Three works most directly excited the zeal of the Academy: the General and Natural History of the Indies, written by Captain Gonzalo Fernandez de Oviedo y Valdés, the first chronicler of America; the History of the Indies by Don Fray Bartolomé de las Casas; and the History of New Spain, by Fray Bernardino de Sahagun. It was truly difficult to decide which of these productions should be published first, especially regarding the histories by Oviedo and Las Casas. The importance of both works, even though directed toward different ends, and the trust their authors deserved—who spent the greater part of their lives in those regions, exercising no small influence on public affairs—rightfully caused the Academy to hesitate. Ultimately, it inclined toward heading the Collection of Historians of the Indies with the General and Natural [History] of Gonzalo Fernandez de Oviedo, attending mainly to chronological order, among other powerful reasons. However, work on the History of the Indies by the Bishop of Ciudad-Real de Chiapa was not abandoned.

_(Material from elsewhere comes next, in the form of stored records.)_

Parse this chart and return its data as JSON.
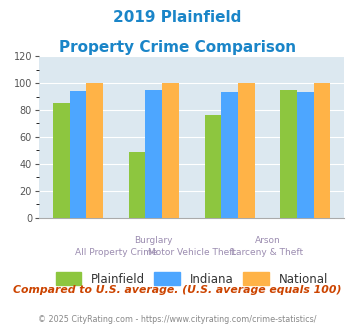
{
  "title_line1": "2019 Plainfield",
  "title_line2": "Property Crime Comparison",
  "plainfield": [
    85,
    49,
    76,
    95
  ],
  "indiana": [
    94,
    95,
    93,
    93
  ],
  "national": [
    100,
    100,
    100,
    100
  ],
  "bar_colors": {
    "plainfield": "#8dc63f",
    "indiana": "#4da6ff",
    "national": "#ffb347"
  },
  "ylim": [
    0,
    120
  ],
  "yticks": [
    0,
    20,
    40,
    60,
    80,
    100,
    120
  ],
  "legend_labels": [
    "Plainfield",
    "Indiana",
    "National"
  ],
  "top_labels": [
    [
      "Burglary",
      1.0
    ],
    [
      "Arson",
      2.5
    ]
  ],
  "bot_labels": [
    [
      "All Property Crime",
      0.5
    ],
    [
      "Motor Vehicle Theft",
      1.5
    ],
    [
      "Larceny & Theft",
      2.5
    ]
  ],
  "note": "Compared to U.S. average. (U.S. average equals 100)",
  "footer": "© 2025 CityRating.com - https://www.cityrating.com/crime-statistics/",
  "title_color": "#1a85c8",
  "xlabel_color": "#9b8cb0",
  "bg_color": "#dce8f0",
  "note_color": "#cc4400",
  "footer_color": "#888888",
  "footer_link_color": "#4488cc"
}
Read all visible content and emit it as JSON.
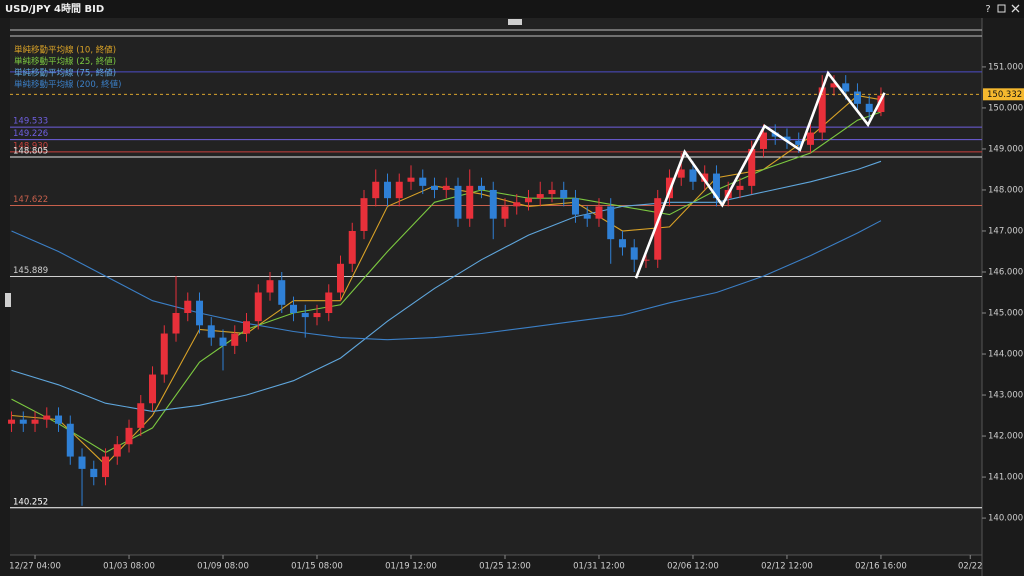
{
  "chart_data": {
    "type": "candlestick",
    "title": "USD/JPY 4時間 BID",
    "help": "?",
    "x": [
      0,
      1,
      2,
      3,
      4,
      5,
      6,
      7,
      8,
      9,
      10,
      11,
      12,
      13,
      14,
      15,
      16,
      17,
      18,
      19,
      20,
      21,
      22,
      23,
      24,
      25,
      26,
      27,
      28,
      29,
      30,
      31,
      32,
      33,
      34,
      35,
      36,
      37,
      38,
      39,
      40,
      41,
      42,
      43,
      44,
      45,
      46,
      47,
      48,
      49,
      50,
      51,
      52,
      53,
      54,
      55,
      56,
      57,
      58,
      59,
      60,
      61,
      62,
      63,
      64,
      65,
      66,
      67,
      68,
      69,
      70,
      71,
      72,
      73,
      74
    ],
    "open": [
      142.3,
      142.4,
      142.3,
      142.4,
      142.5,
      142.3,
      141.5,
      141.2,
      141.0,
      141.5,
      141.8,
      142.2,
      142.8,
      143.5,
      144.5,
      145.0,
      145.3,
      144.7,
      144.4,
      144.2,
      144.5,
      144.8,
      145.5,
      145.8,
      145.2,
      145.0,
      144.9,
      145.0,
      145.5,
      146.2,
      147.0,
      147.8,
      148.2,
      147.8,
      148.2,
      148.3,
      148.1,
      148.0,
      148.1,
      147.3,
      148.1,
      148.0,
      147.3,
      147.6,
      147.7,
      147.8,
      147.9,
      148.0,
      147.8,
      147.4,
      147.3,
      147.6,
      146.8,
      146.6,
      146.3,
      146.3,
      147.8,
      148.3,
      148.5,
      148.2,
      148.4,
      147.8,
      148.0,
      148.1,
      149.0,
      149.4,
      149.3,
      149.2,
      149.1,
      149.4,
      150.5,
      150.6,
      150.4,
      150.1,
      149.9
    ],
    "high": [
      142.6,
      142.6,
      142.6,
      142.7,
      142.7,
      142.5,
      141.7,
      141.4,
      141.7,
      142.0,
      142.4,
      143.0,
      143.7,
      144.7,
      145.9,
      145.5,
      145.5,
      144.9,
      144.6,
      144.7,
      145.0,
      145.7,
      146.0,
      146.0,
      145.4,
      145.2,
      145.2,
      145.7,
      146.4,
      147.2,
      148.0,
      148.5,
      148.4,
      148.4,
      148.6,
      148.5,
      148.3,
      148.3,
      148.3,
      148.5,
      148.3,
      148.2,
      147.8,
      147.9,
      148.0,
      148.2,
      148.2,
      148.2,
      148.0,
      147.6,
      147.8,
      147.8,
      147.0,
      146.8,
      146.5,
      148.0,
      148.5,
      148.9,
      148.7,
      148.6,
      148.6,
      148.2,
      148.3,
      149.2,
      149.6,
      149.6,
      149.5,
      149.4,
      149.6,
      150.8,
      150.8,
      150.8,
      150.6,
      150.3,
      150.5
    ],
    "low": [
      142.1,
      142.1,
      142.1,
      142.2,
      142.1,
      141.3,
      140.3,
      140.8,
      140.8,
      141.3,
      141.6,
      142.0,
      142.6,
      143.3,
      144.3,
      144.8,
      144.5,
      144.2,
      143.6,
      144.0,
      144.3,
      144.6,
      145.3,
      145.0,
      144.8,
      144.4,
      144.7,
      144.8,
      145.3,
      146.0,
      146.8,
      147.6,
      147.6,
      147.6,
      148.0,
      147.9,
      147.8,
      147.8,
      147.1,
      147.1,
      147.8,
      146.8,
      147.1,
      147.4,
      147.5,
      147.6,
      147.7,
      147.6,
      147.2,
      147.1,
      147.1,
      146.2,
      146.4,
      146.0,
      146.1,
      146.1,
      147.6,
      148.1,
      148.0,
      148.0,
      147.6,
      147.6,
      147.8,
      147.9,
      148.8,
      149.1,
      149.0,
      148.9,
      148.9,
      149.2,
      150.3,
      150.2,
      149.9,
      149.7,
      149.8
    ],
    "close": [
      142.4,
      142.3,
      142.4,
      142.5,
      142.3,
      141.5,
      141.2,
      141.0,
      141.5,
      141.8,
      142.2,
      142.8,
      143.5,
      144.5,
      145.0,
      145.3,
      144.7,
      144.4,
      144.2,
      144.5,
      144.8,
      145.5,
      145.8,
      145.2,
      145.0,
      144.9,
      145.0,
      145.5,
      146.2,
      147.0,
      147.8,
      148.2,
      147.8,
      148.2,
      148.3,
      148.1,
      148.0,
      148.1,
      147.3,
      148.1,
      148.0,
      147.3,
      147.6,
      147.7,
      147.8,
      147.9,
      148.0,
      147.8,
      147.4,
      147.3,
      147.6,
      146.8,
      146.6,
      146.3,
      146.3,
      147.8,
      148.3,
      148.5,
      148.2,
      148.4,
      147.8,
      148.0,
      148.1,
      149.0,
      149.4,
      149.3,
      149.2,
      149.1,
      149.4,
      150.5,
      150.6,
      150.4,
      150.1,
      149.9,
      150.3
    ],
    "up_color": "#e8303a",
    "down_color": "#2f80d6",
    "series": [
      {
        "name": "単純移動平均線 (10, 終値)",
        "color": "#d9a227",
        "x": [
          0,
          4,
          8,
          12,
          16,
          20,
          24,
          28,
          32,
          36,
          40,
          44,
          48,
          52,
          56,
          60,
          64,
          68,
          72,
          74
        ],
        "values": [
          142.5,
          142.4,
          141.3,
          142.5,
          144.6,
          144.5,
          145.3,
          145.3,
          147.6,
          148.1,
          147.9,
          147.6,
          147.7,
          147.0,
          147.1,
          148.3,
          148.5,
          149.3,
          150.3,
          150.2
        ]
      },
      {
        "name": "単純移動平均線 (25, 終値)",
        "color": "#7cc940",
        "x": [
          0,
          4,
          8,
          12,
          16,
          20,
          24,
          28,
          32,
          36,
          40,
          44,
          48,
          52,
          56,
          60,
          64,
          68,
          72,
          74
        ],
        "values": [
          142.9,
          142.3,
          141.6,
          142.2,
          143.8,
          144.6,
          145.0,
          145.2,
          146.5,
          147.7,
          148.0,
          147.8,
          147.8,
          147.6,
          147.4,
          148.0,
          148.5,
          148.9,
          149.7,
          149.9
        ]
      },
      {
        "name": "単純移動平均線 (75, 終値)",
        "color": "#5fa6dc",
        "x": [
          0,
          4,
          8,
          12,
          16,
          20,
          24,
          28,
          32,
          36,
          40,
          44,
          48,
          52,
          56,
          60,
          64,
          68,
          72,
          74
        ],
        "values": [
          143.6,
          143.25,
          142.8,
          142.6,
          142.75,
          143.0,
          143.35,
          143.9,
          144.8,
          145.6,
          146.3,
          146.9,
          147.35,
          147.6,
          147.7,
          147.7,
          147.95,
          148.2,
          148.5,
          148.7
        ]
      },
      {
        "name": "単純移動平均線 (200, 終値)",
        "color": "#3b7fc6",
        "x": [
          0,
          4,
          8,
          12,
          16,
          20,
          24,
          28,
          32,
          36,
          40,
          44,
          48,
          52,
          56,
          60,
          64,
          68,
          72,
          74
        ],
        "values": [
          147.0,
          146.5,
          145.9,
          145.3,
          145.0,
          144.75,
          144.55,
          144.4,
          144.35,
          144.4,
          144.5,
          144.65,
          144.8,
          144.95,
          145.25,
          145.5,
          145.9,
          146.4,
          146.95,
          147.25
        ]
      }
    ],
    "hlines": [
      {
        "value": 150.88,
        "color": "#4d4dc8"
      },
      {
        "value": 149.533,
        "label": "149.533",
        "color": "#6f5fe0"
      },
      {
        "value": 149.226,
        "label": "149.226",
        "color": "#6f5fe0"
      },
      {
        "value": 148.93,
        "label": "148.930",
        "color": "#c8403c"
      },
      {
        "value": 148.805,
        "label": "148.805",
        "color": "#e6e6e6"
      },
      {
        "value": 147.622,
        "label": "147.622",
        "color": "#c8604c"
      },
      {
        "value": 145.889,
        "label": "145.889",
        "color": "#d0d0d0"
      },
      {
        "value": 140.252,
        "label": "140.252",
        "color": "#ffffff"
      }
    ],
    "last_price": {
      "value": 150.332,
      "label": "150.332",
      "color": "#f5b82e"
    },
    "zigzag": {
      "x": [
        53.15,
        57.3,
        60.5,
        64.1,
        67.1,
        69.5,
        72.9,
        74.3
      ],
      "values": [
        145.85,
        148.93,
        147.63,
        149.56,
        148.98,
        150.85,
        149.59,
        150.37
      ],
      "color": "#ffffff"
    },
    "xlim": [
      -0.13,
      82.6
    ],
    "xticks": [
      {
        "value": 2,
        "label": "12/27 04:00"
      },
      {
        "value": 10,
        "label": "01/03 08:00"
      },
      {
        "value": 18,
        "label": "01/09 08:00"
      },
      {
        "value": 26,
        "label": "01/15 08:00"
      },
      {
        "value": 34,
        "label": "01/19 12:00"
      },
      {
        "value": 42,
        "label": "01/25 12:00"
      },
      {
        "value": 50,
        "label": "01/31 12:00"
      },
      {
        "value": 58,
        "label": "02/06 12:00"
      },
      {
        "value": 66,
        "label": "02/12 12:00"
      },
      {
        "value": 74,
        "label": "02/16 16:00"
      },
      {
        "value": 81.6,
        "label": "02/22"
      }
    ],
    "ylim": [
      139.1,
      151.9
    ],
    "yticks": [
      {
        "value": 140,
        "label": "140.000"
      },
      {
        "value": 141,
        "label": "141.000"
      },
      {
        "value": 142,
        "label": "142.000"
      },
      {
        "value": 143,
        "label": "143.000"
      },
      {
        "value": 144,
        "label": "144.000"
      },
      {
        "value": 145,
        "label": "145.000"
      },
      {
        "value": 146,
        "label": "146.000"
      },
      {
        "value": 147,
        "label": "147.000"
      },
      {
        "value": 148,
        "label": "148.000"
      },
      {
        "value": 149,
        "label": "149.000"
      },
      {
        "value": 150,
        "label": "150.000"
      },
      {
        "value": 151,
        "label": "151.000"
      }
    ],
    "grid": false
  }
}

Nor were the difficulties presented by the acquisition of Oviedo’s manuscripts of little weight. His General History was divided into fifty books, the first nineteen of which, although published by the author in 1535 1, had subsequently received great additions and amendments at his hands. It was an undertaking all but
1 In the first edition of the first part of the General History of the Indies, a portion (and not the whole, as has generally been believed) of the book of the Shipwrecks Naufragios was also included, which was the last of the fifty that Oviedo left written. As will be noted in its place, Book XX, the first of the second part, was also printed in 1557; it is the only one of this [part] and the third that has seen the light of day.